Assim correram os anos até que em 1957, com uma vitória de virada em partida histórica contra o bicampeão paulista Santos FC na Vila Belmiro, sob cordenação de Nelson Ernesto Filpo Nuñes, passando a ser chamado de Dom Filpo pelo seu feito de vitórias consecutivas no Jabaquara, salvando ainda o clube de um rebaixamento pela segunda vez em 1959. O inevitável rebaixamento ocorreu em 1963.
Finalmente, uma grande área definitiva com 67.380m2 para o clube em um local alagadiço e pouco valorizado, que contribuiu a partir de 1961 para o crescimento do bairro da Caneleira. Apesar de ser bem maior que o Estádio Urbano Caldeira da Vila Belmiro, nenhum torcedor admite a venda do local por lembranças amargas de sua história. Em virtude das crises, em 1967 o Jabaquara passa a se dedicar a equipes amadoras, deixando o futebol profissional, para retornar somente em 1977 inserido na terceira divisão.
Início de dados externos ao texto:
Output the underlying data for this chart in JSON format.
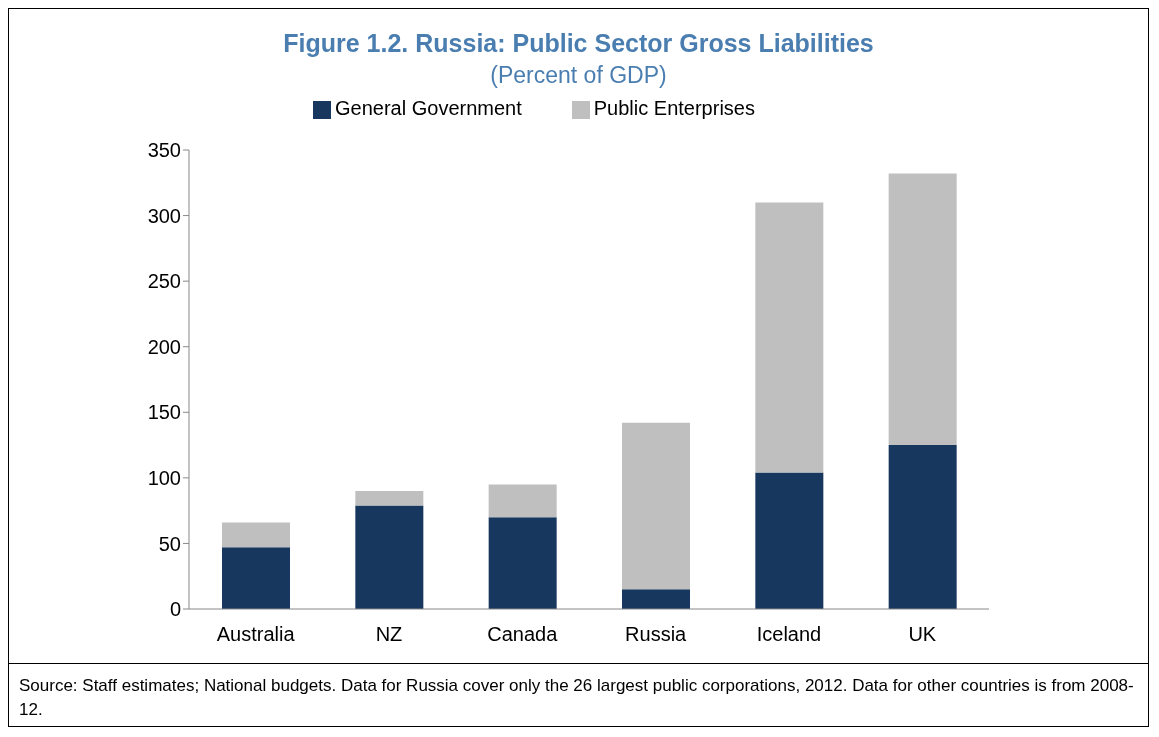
{
  "chart_data": {
    "type": "bar",
    "title": "Figure 1.2. Russia: Public Sector Gross Liabilities",
    "subtitle": "(Percent of GDP)",
    "categories": [
      "Australia",
      "NZ",
      "Canada",
      "Russia",
      "Iceland",
      "UK"
    ],
    "series": [
      {
        "name": "General Government",
        "color": "#17375e",
        "values": [
          47,
          79,
          70,
          15,
          104,
          125
        ]
      },
      {
        "name": "Public Enterprises",
        "color": "#bfbfbf",
        "values": [
          19,
          11,
          25,
          127,
          206,
          207
        ]
      }
    ],
    "stacked": true,
    "ylim": [
      0,
      350
    ],
    "yticks": [
      0,
      50,
      100,
      150,
      200,
      250,
      300,
      350
    ],
    "grid": false,
    "legend": "top",
    "annotations": [
      "Source: Staff estimates; National budgets. Data for Russia cover only the 26 largest public corporations, 2012. Data for other countries is from 2008-12."
    ]
  }
}
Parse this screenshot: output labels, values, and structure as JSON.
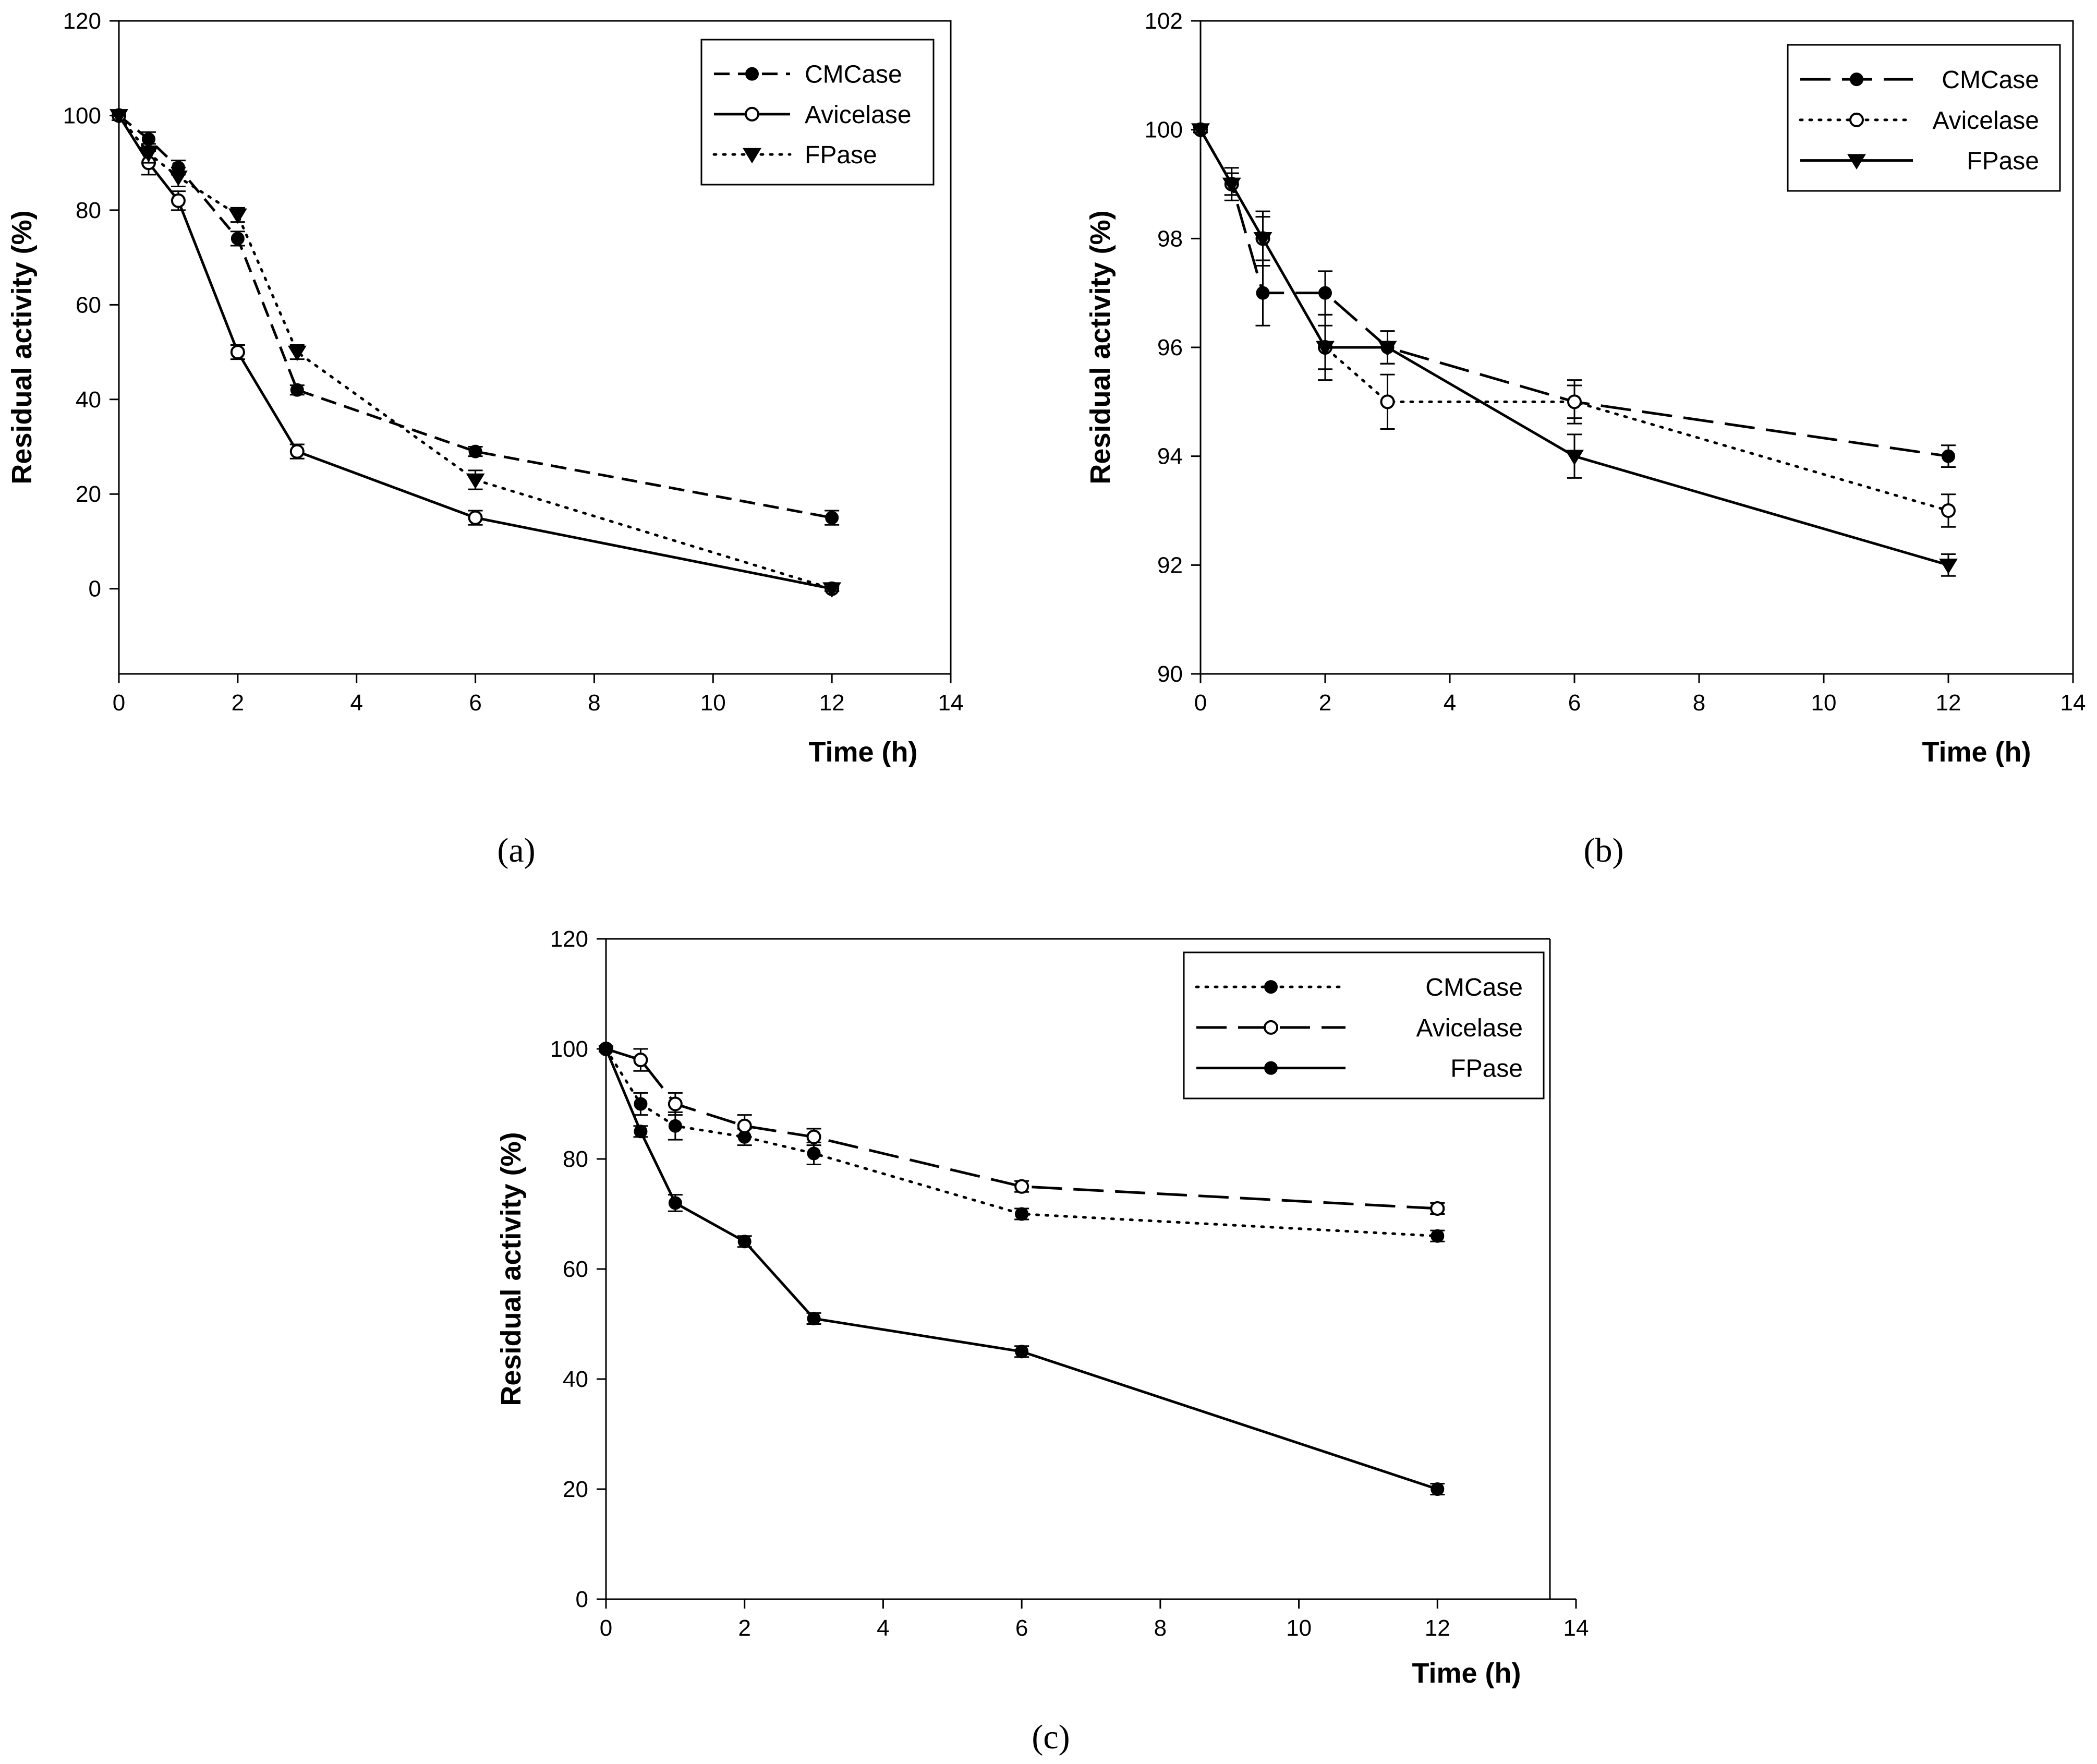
{
  "chart_data": [
    {
      "panel": "(a)",
      "type": "line",
      "xlabel": "Time (h)",
      "ylabel": "Residual activity (%)",
      "xlim": [
        0,
        14
      ],
      "ylim": [
        -18,
        120
      ],
      "xticks": [
        0,
        2,
        4,
        6,
        8,
        10,
        12,
        14
      ],
      "yticks": [
        0,
        20,
        40,
        60,
        80,
        100,
        120
      ],
      "legend_position": "top-right",
      "series": [
        {
          "name": "CMCase",
          "style": "dash",
          "marker": "filled-circle",
          "x": [
            0,
            0.5,
            1,
            2,
            3,
            6,
            12
          ],
          "values": [
            100,
            95,
            89,
            74,
            42,
            29,
            15
          ],
          "err": [
            1,
            1.5,
            1.5,
            1.5,
            1,
            1,
            1.5
          ]
        },
        {
          "name": "Avicelase",
          "style": "solid",
          "marker": "open-circle",
          "x": [
            0,
            0.5,
            1,
            2,
            3,
            6,
            12
          ],
          "values": [
            100,
            90,
            82,
            50,
            29,
            15,
            0
          ],
          "err": [
            1,
            2.5,
            2,
            1.5,
            1.5,
            1.5,
            0.5
          ]
        },
        {
          "name": "FPase",
          "style": "dot",
          "marker": "filled-triangle",
          "x": [
            0,
            0.5,
            1,
            2,
            3,
            6,
            12
          ],
          "values": [
            100,
            92,
            87,
            79,
            50,
            23,
            0
          ],
          "err": [
            1,
            2,
            2,
            1.5,
            1.5,
            2,
            0.5
          ]
        }
      ]
    },
    {
      "panel": "(b)",
      "type": "line",
      "xlabel": "Time (h)",
      "ylabel": "Residual activity (%)",
      "xlim": [
        0,
        14
      ],
      "ylim": [
        90,
        102
      ],
      "xticks": [
        0,
        2,
        4,
        6,
        8,
        10,
        12,
        14
      ],
      "yticks": [
        90,
        92,
        94,
        96,
        98,
        100,
        102
      ],
      "legend_position": "top-right",
      "series": [
        {
          "name": "CMCase",
          "style": "longdash",
          "marker": "filled-circle",
          "x": [
            0,
            0.5,
            1,
            2,
            3,
            6,
            12
          ],
          "values": [
            100,
            99,
            97,
            97,
            96,
            95,
            94
          ],
          "err": [
            0.05,
            0.2,
            0.6,
            0.4,
            0.3,
            0.3,
            0.2
          ]
        },
        {
          "name": "Avicelase",
          "style": "dot",
          "marker": "open-circle",
          "x": [
            0,
            0.5,
            1,
            2,
            3,
            6,
            12
          ],
          "values": [
            100,
            99,
            98,
            96,
            95,
            95,
            93
          ],
          "err": [
            0.05,
            0.2,
            0.5,
            0.6,
            0.5,
            0.4,
            0.3
          ]
        },
        {
          "name": "FPase",
          "style": "solid",
          "marker": "filled-triangle",
          "x": [
            0,
            0.5,
            1,
            2,
            3,
            6,
            12
          ],
          "values": [
            100,
            99,
            98,
            96,
            96,
            94,
            92
          ],
          "err": [
            0.05,
            0.3,
            0.4,
            0.4,
            0.3,
            0.4,
            0.2
          ]
        }
      ]
    },
    {
      "panel": "(c)",
      "type": "line",
      "xlabel": "Time (h)",
      "ylabel": "Residual activity (%)",
      "xlim": [
        0,
        14
      ],
      "ylim": [
        0,
        120
      ],
      "xticks": [
        0,
        2,
        4,
        6,
        8,
        10,
        12,
        14
      ],
      "yticks": [
        0,
        20,
        40,
        60,
        80,
        100,
        120
      ],
      "legend_position": "top-right",
      "series": [
        {
          "name": "CMCase",
          "style": "dot",
          "marker": "filled-circle",
          "x": [
            0,
            0.5,
            1,
            2,
            3,
            6,
            12
          ],
          "values": [
            100,
            90,
            86,
            84,
            81,
            70,
            66
          ],
          "err": [
            0.5,
            2,
            2.5,
            1.5,
            2,
            1,
            1
          ]
        },
        {
          "name": "Avicelase",
          "style": "longdash",
          "marker": "open-circle",
          "x": [
            0,
            0.5,
            1,
            2,
            3,
            6,
            12
          ],
          "values": [
            100,
            98,
            90,
            86,
            84,
            75,
            71
          ],
          "err": [
            0.5,
            2,
            2,
            2,
            1.5,
            1,
            1
          ]
        },
        {
          "name": "FPase",
          "style": "solid",
          "marker": "filled-circle",
          "x": [
            0,
            0.5,
            1,
            2,
            3,
            6,
            12
          ],
          "values": [
            100,
            85,
            72,
            65,
            51,
            45,
            20
          ],
          "err": [
            0.5,
            1,
            1.5,
            1,
            1,
            1,
            1
          ]
        }
      ]
    }
  ]
}
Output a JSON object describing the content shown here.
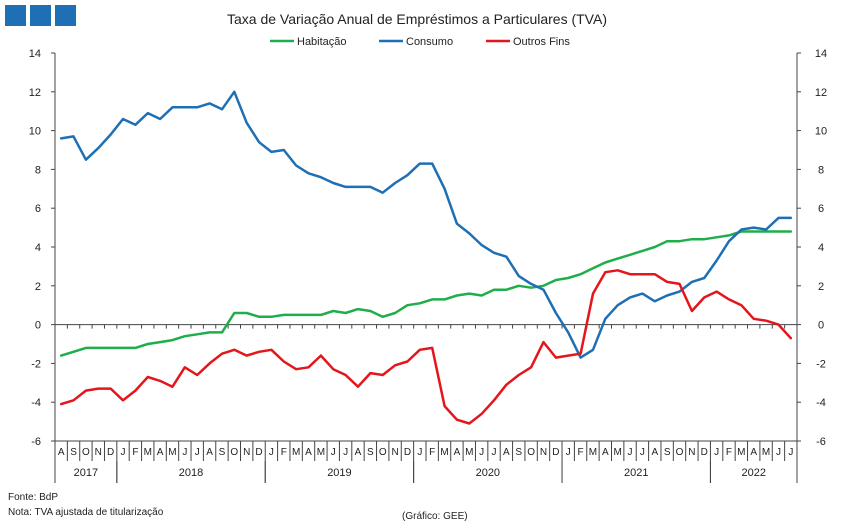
{
  "logo": {
    "color": "#1f6fb5"
  },
  "notes": {
    "source": "Fonte: BdP",
    "note": "Nota: TVA ajustada de titularização",
    "credit": "(Gráfico: GEE)"
  },
  "chart_data": {
    "type": "line",
    "title": "Taxa de Variação Anual de Empréstimos  a Particulares (TVA)",
    "ylim": [
      -6,
      14
    ],
    "yticks": [
      -6,
      -4,
      -2,
      0,
      2,
      4,
      6,
      8,
      10,
      12,
      14
    ],
    "legend_position": "top-center",
    "grid": false,
    "secondary_axis": true,
    "months": [
      "A",
      "S",
      "O",
      "N",
      "D",
      "J",
      "F",
      "M",
      "A",
      "M",
      "J",
      "J",
      "A",
      "S",
      "O",
      "N",
      "D",
      "J",
      "F",
      "M",
      "A",
      "M",
      "J",
      "J",
      "A",
      "S",
      "O",
      "N",
      "D",
      "J",
      "F",
      "M",
      "A",
      "M",
      "J",
      "J",
      "A",
      "S",
      "O",
      "N",
      "D",
      "J",
      "F",
      "M",
      "A",
      "M",
      "J",
      "J",
      "A",
      "S",
      "O",
      "N",
      "D",
      "J",
      "F",
      "M",
      "A",
      "M",
      "J",
      "J"
    ],
    "years": [
      {
        "label": "2017",
        "from": 0,
        "to": 4
      },
      {
        "label": "2018",
        "from": 5,
        "to": 16
      },
      {
        "label": "2019",
        "from": 17,
        "to": 28
      },
      {
        "label": "2020",
        "from": 29,
        "to": 40
      },
      {
        "label": "2021",
        "from": 41,
        "to": 52
      },
      {
        "label": "2022",
        "from": 53,
        "to": 59
      }
    ],
    "series": [
      {
        "name": "Habitação",
        "color": "#1fae4b",
        "values": [
          -1.6,
          -1.4,
          -1.2,
          -1.2,
          -1.2,
          -1.2,
          -1.2,
          -1.0,
          -0.9,
          -0.8,
          -0.6,
          -0.5,
          -0.4,
          -0.4,
          0.6,
          0.6,
          0.4,
          0.4,
          0.5,
          0.5,
          0.5,
          0.5,
          0.7,
          0.6,
          0.8,
          0.7,
          0.4,
          0.6,
          1.0,
          1.1,
          1.3,
          1.3,
          1.5,
          1.6,
          1.5,
          1.8,
          1.8,
          2.0,
          1.9,
          2.0,
          2.3,
          2.4,
          2.6,
          2.9,
          3.2,
          3.4,
          3.6,
          3.8,
          4.0,
          4.3,
          4.3,
          4.4,
          4.4,
          4.5,
          4.6,
          4.8,
          4.8,
          4.8,
          4.8,
          4.8
        ]
      },
      {
        "name": "Consumo",
        "color": "#1f6fb5",
        "values": [
          9.6,
          9.7,
          8.5,
          9.1,
          9.8,
          10.6,
          10.3,
          10.9,
          10.6,
          11.2,
          11.2,
          11.2,
          11.4,
          11.1,
          12.0,
          10.4,
          9.4,
          8.9,
          9.0,
          8.2,
          7.8,
          7.6,
          7.3,
          7.1,
          7.1,
          7.1,
          6.8,
          7.3,
          7.7,
          8.3,
          8.3,
          7.0,
          5.2,
          4.7,
          4.1,
          3.7,
          3.5,
          2.5,
          2.1,
          1.8,
          0.6,
          -0.4,
          -1.7,
          -1.3,
          0.3,
          1.0,
          1.4,
          1.6,
          1.2,
          1.5,
          1.7,
          2.2,
          2.4,
          3.3,
          4.3,
          4.9,
          5.0,
          4.9,
          5.5,
          5.5
        ]
      },
      {
        "name": "Outros Fins",
        "color": "#e3161b",
        "values": [
          -4.1,
          -3.9,
          -3.4,
          -3.3,
          -3.3,
          -3.9,
          -3.4,
          -2.7,
          -2.9,
          -3.2,
          -2.2,
          -2.6,
          -2.0,
          -1.5,
          -1.3,
          -1.6,
          -1.4,
          -1.3,
          -1.9,
          -2.3,
          -2.2,
          -1.6,
          -2.3,
          -2.6,
          -3.2,
          -2.5,
          -2.6,
          -2.1,
          -1.9,
          -1.3,
          -1.2,
          -4.2,
          -4.9,
          -5.1,
          -4.6,
          -3.9,
          -3.1,
          -2.6,
          -2.2,
          -0.9,
          -1.7,
          -1.6,
          -1.5,
          1.6,
          2.7,
          2.8,
          2.6,
          2.6,
          2.6,
          2.2,
          2.1,
          0.7,
          1.4,
          1.7,
          1.3,
          1.0,
          0.3,
          0.2,
          0.0,
          -0.7
        ]
      }
    ]
  }
}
Em luta pela sobrevivência, este histórico clube alterna entre a segunda e a terceira divisão, como privilegiado como fundador da Federação Paulista. Em 1983, Nabi Abi Chedid aumentou o número de times na segunda divisão, inserindo o clube, mas acabou retornando à terceira. Somente conseguiu vitória no campeonato da Terceira Divisão em 1993, entre 56 equipes, e em 1995 entre os Juniores.
Em 1997, destacou-se o artilheiro Sérgio Miler, e no ranking paulista, ocupou o 9° lugar. Com uma invencibilidade de 23 jogos, o Jabaquara tornou-se campeão paulista da série B-3 de 2002 e a 11ª colocação no Campeonato Paulista da Série B-2 de 2004.
No ano de 2006, o Jabaquara fez uma de suas piores campanhas no campeonato paulista da segunda divisão e no ano de 2007, através de uma parceria com a equipe do Litoral F.C. chegou às quartas de final do Campeonato Paulista da segunda divisão.
A luta desse clube honroso e histórico fazem a paixão de seus torcedores e a simpatia dos torcedores rivais regionais São Vicente Atlético Clube(com quem faz o maior clássico da região atualmente, o Derby Praiano), Santos FC e Portuguesa Santista.
Em 2008 a equipe anexou ao seu patrimônio o Litoral Futebol Clube, clube de um projeto social idealizado por Pelé, do qual agora o Jabaquara também faz parte. Com isso a equipe conseguiu apoio para as disputas da Série B estadual e para as categorias de base, alem de um patrocínio com a empresa alemã fornecedora de materiais esportivos Puma. Além do Jabaquara, o recém criado Monte Alegre e o Paulista de Jundiaí também fazem parte do projeto.
Títulos Estaduais
Vice-Campeonato Paulista: 1927.
Campeonato Paulista – Série A3: 1993.
Campeonato Paulista Segunda Divisão B3: 2002.